I am working with a model for Finnish, and just started the training of a sentencepiece version. Haven’t seen results yet, so don’t know how well this will work… but at least the training got started.
This is what I did:
(1) First train the sentencepiece model [you have done that already, and you probably have a file called m.model somewhere]
(2) Run the following in the notebook
import sentencepiece as spm sp = spm.SentencePieceProcessor() sp.Load("/home/.../m.model")
After that you can encode text into numbers:
sp.EncodeAsIds("some text in your local language")
(3) you will need to get your sentencepiece tokenization into
trn_lm using the encoder above… so something like
trn_sentencepiece =  for i in range(0, len(df_trn)): trn_sentencepiece.append(sp.EncodeAsIds(df_trn.iloc[i]['text'])) if i % 10000 == 0: print(i) trn_lm = np.array(trn_sentencepiece)
(4) …then the same for validation set…
(5) and then train the model like in the notebook (I guess you should use the vocab size (vs) you asked sentencepiece to generate)
trn_dl = LanguageModelLoader(np.concatenate(trn_lm), bs, bptt) val_dl = LanguageModelLoader(np.concatenate(val_lm), bs, bptt) md = LanguageModelData(PATH_LM, 1, vs, trn_dl, val_dl, bs = bs, bptt = bptt) etc
This looks perfect - and almost certainly necessary to get good results in Finnish.

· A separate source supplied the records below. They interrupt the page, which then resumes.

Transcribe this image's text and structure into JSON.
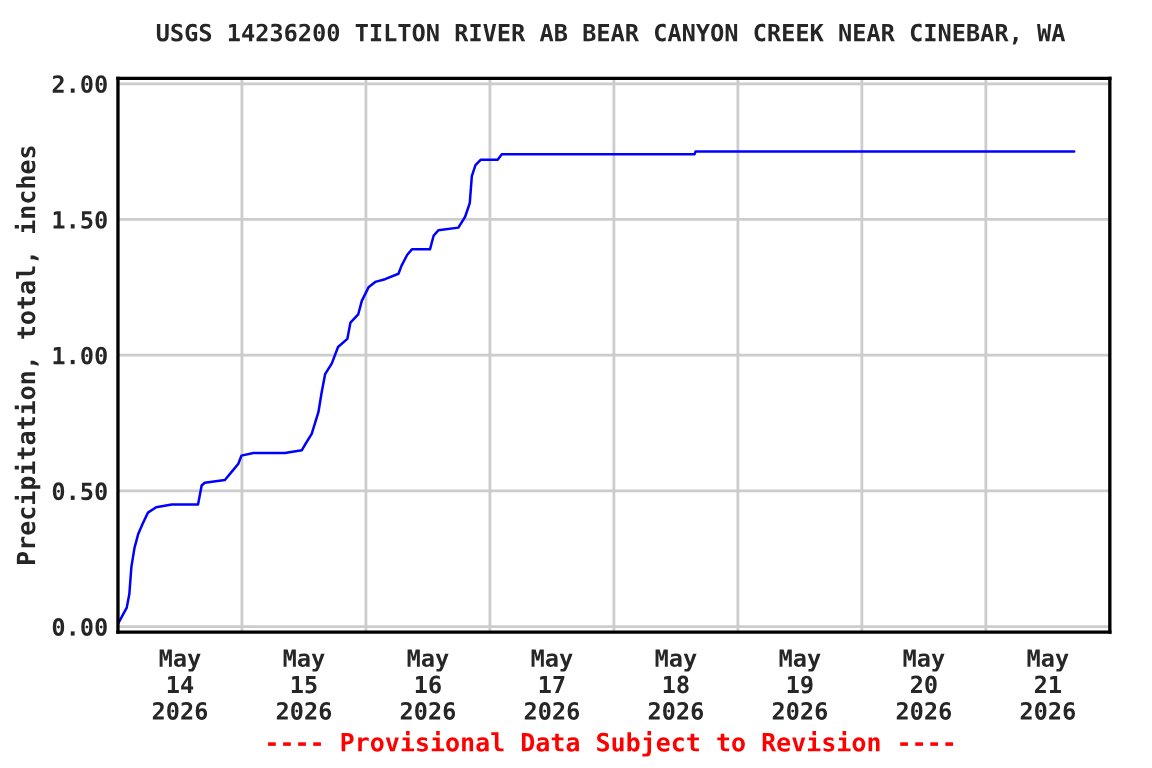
{
  "chart_data": {
    "type": "line",
    "title": "USGS 14236200 TILTON RIVER AB BEAR CANYON CREEK NEAR CINEBAR, WA",
    "ylabel": "Precipitation, total, inches",
    "annotations": [
      "---- Provisional Data Subject to Revision ----"
    ],
    "series": [
      {
        "color": "#0000ff",
        "x": [
          "2026-05-14T00:00",
          "2026-05-14T01:42",
          "2026-05-14T02:12",
          "2026-05-14T02:36",
          "2026-05-14T03:12",
          "2026-05-14T03:54",
          "2026-05-14T04:48",
          "2026-05-14T05:48",
          "2026-05-14T07:24",
          "2026-05-14T10:24",
          "2026-05-14T15:30",
          "2026-05-14T16:12",
          "2026-05-14T16:48",
          "2026-05-14T20:42",
          "2026-05-14T22:00",
          "2026-05-14T23:18",
          "2026-05-14T23:54",
          "2026-05-15T02:12",
          "2026-05-15T08:18",
          "2026-05-15T11:36",
          "2026-05-15T12:12",
          "2026-05-15T13:30",
          "2026-05-15T14:48",
          "2026-05-15T15:24",
          "2026-05-15T16:06",
          "2026-05-15T17:24",
          "2026-05-15T18:36",
          "2026-05-15T20:24",
          "2026-05-15T21:00",
          "2026-05-15T22:30",
          "2026-05-15T23:12",
          "2026-05-16T00:30",
          "2026-05-16T01:48",
          "2026-05-16T03:42",
          "2026-05-16T06:18",
          "2026-05-16T06:54",
          "2026-05-16T08:00",
          "2026-05-16T08:54",
          "2026-05-16T12:24",
          "2026-05-16T13:06",
          "2026-05-16T14:00",
          "2026-05-16T17:54",
          "2026-05-16T19:12",
          "2026-05-16T20:06",
          "2026-05-16T20:30",
          "2026-05-16T21:12",
          "2026-05-16T22:12",
          "2026-05-17T01:30",
          "2026-05-17T02:18",
          "2026-05-18T15:36",
          "2026-05-18T15:48",
          "2026-05-21T17:06"
        ],
        "values": [
          0.01,
          0.07,
          0.12,
          0.22,
          0.29,
          0.34,
          0.38,
          0.42,
          0.44,
          0.45,
          0.45,
          0.52,
          0.53,
          0.54,
          0.57,
          0.6,
          0.63,
          0.64,
          0.64,
          0.65,
          0.67,
          0.71,
          0.79,
          0.86,
          0.93,
          0.97,
          1.03,
          1.06,
          1.12,
          1.15,
          1.2,
          1.25,
          1.27,
          1.28,
          1.3,
          1.33,
          1.37,
          1.39,
          1.39,
          1.44,
          1.46,
          1.47,
          1.51,
          1.56,
          1.66,
          1.7,
          1.72,
          1.72,
          1.74,
          1.74,
          1.75,
          1.75
        ]
      }
    ],
    "xlim": [
      "2026-05-14T00:00",
      "2026-05-22T00:00"
    ],
    "xticks": [
      {
        "value": "2026-05-14T12:00",
        "label": "May\n14\n2026"
      },
      {
        "value": "2026-05-15T00:00",
        "label": null
      },
      {
        "value": "2026-05-15T12:00",
        "label": "May\n15\n2026"
      },
      {
        "value": "2026-05-16T00:00",
        "label": null
      },
      {
        "value": "2026-05-16T12:00",
        "label": "May\n16\n2026"
      },
      {
        "value": "2026-05-17T00:00",
        "label": null
      },
      {
        "value": "2026-05-17T12:00",
        "label": "May\n17\n2026"
      },
      {
        "value": "2026-05-18T00:00",
        "label": null
      },
      {
        "value": "2026-05-18T12:00",
        "label": "May\n18\n2026"
      },
      {
        "value": "2026-05-19T00:00",
        "label": null
      },
      {
        "value": "2026-05-19T12:00",
        "label": "May\n19\n2026"
      },
      {
        "value": "2026-05-20T00:00",
        "label": null
      },
      {
        "value": "2026-05-20T12:00",
        "label": "May\n20\n2026"
      },
      {
        "value": "2026-05-21T00:00",
        "label": null
      },
      {
        "value": "2026-05-21T12:00",
        "label": "May\n21\n2026"
      }
    ],
    "ylim": [
      -0.02,
      2.02
    ],
    "yticks": [
      {
        "value": 0,
        "label": "0.00"
      },
      {
        "value": 0.5,
        "label": "0.50"
      },
      {
        "value": 1.0,
        "label": "1.00"
      },
      {
        "value": 1.5,
        "label": "1.50"
      },
      {
        "value": 2.0,
        "label": "2.00"
      }
    ],
    "grid": true,
    "legend": false
  }
}
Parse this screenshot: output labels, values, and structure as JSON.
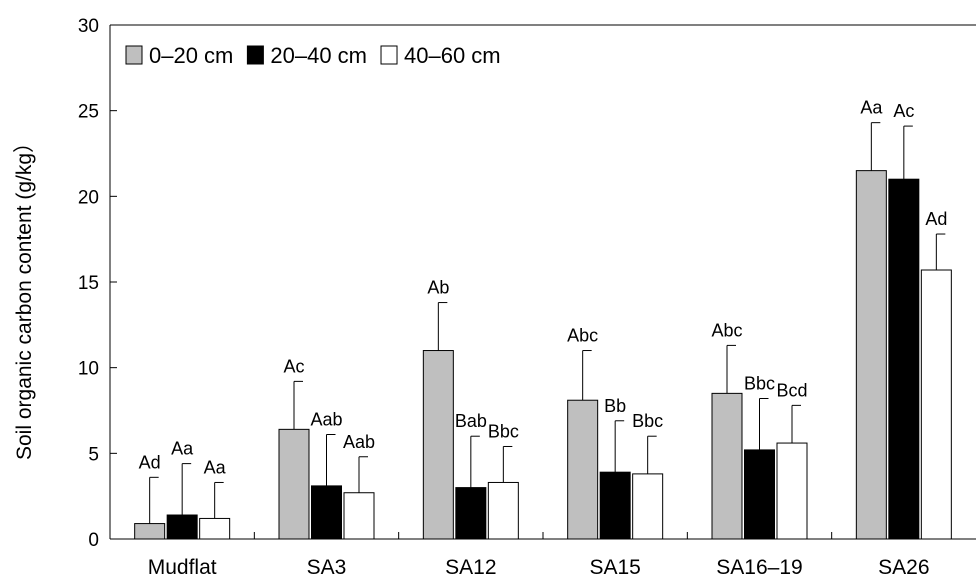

Just released the language model of Bangla from the wikipedia corpus. Performance can certainly be improved, as I have barely scratched the surface.
See if @sgugger’s 1cycle params helps…
I haven’t started the Esperanto corpus yet and was wondering how long it is taking people to train their models (and on what hardware). How long did it take for you all?
For me one epoch takes around 1 hour 10 minutes. I have had 380.000 documents from Wikipedia as corpus.
Until now I have trained the models 10-15 epochs.
Hardware: 1080ti, 32 gb ram
Swahili : Progress so far.
I now have about 9.8 million words, with lots of nonsense from tesseract errors, mixed in with a number of single and double-letter OCR errors. I’ve used sentencepiece on a single file with 45560 words (calculated using
cat file.txt | wc -w). I used a vocabulary of 30000, and the results (from sentences obtained from the same file) are promising. Now I just need to use the sentencepiece model as the source for my tokenizer. I’m writing this one up in a blog post because I’m quite happy with how things look so far.
Edit: I’ve just started a process to build a tokenizer from all 144 files.
Update: 231 files now, 10,439,411 words.
Just wonder do you come across performance issues when running the above codes? Based on the
%time, it should be a quick process. However, it took over 5 minutes or so to run it for sample datasets (1000 items for training; 100 items for validation).
Most of them but not all. My teacher did not recommend one of them to us. My favor book is The Art of War (孫子兵法). From my knowledge, few MBA courses study it for business strategies as well.
%prun and google for ‘python profiler’.
Using AWS p3.2xlarge, each epoch takes just over an hour for 100 million+ tokens.
Note: AWS offers alert services, so I can get an email if CPU is running below certain level. Normally, that means something went wrong.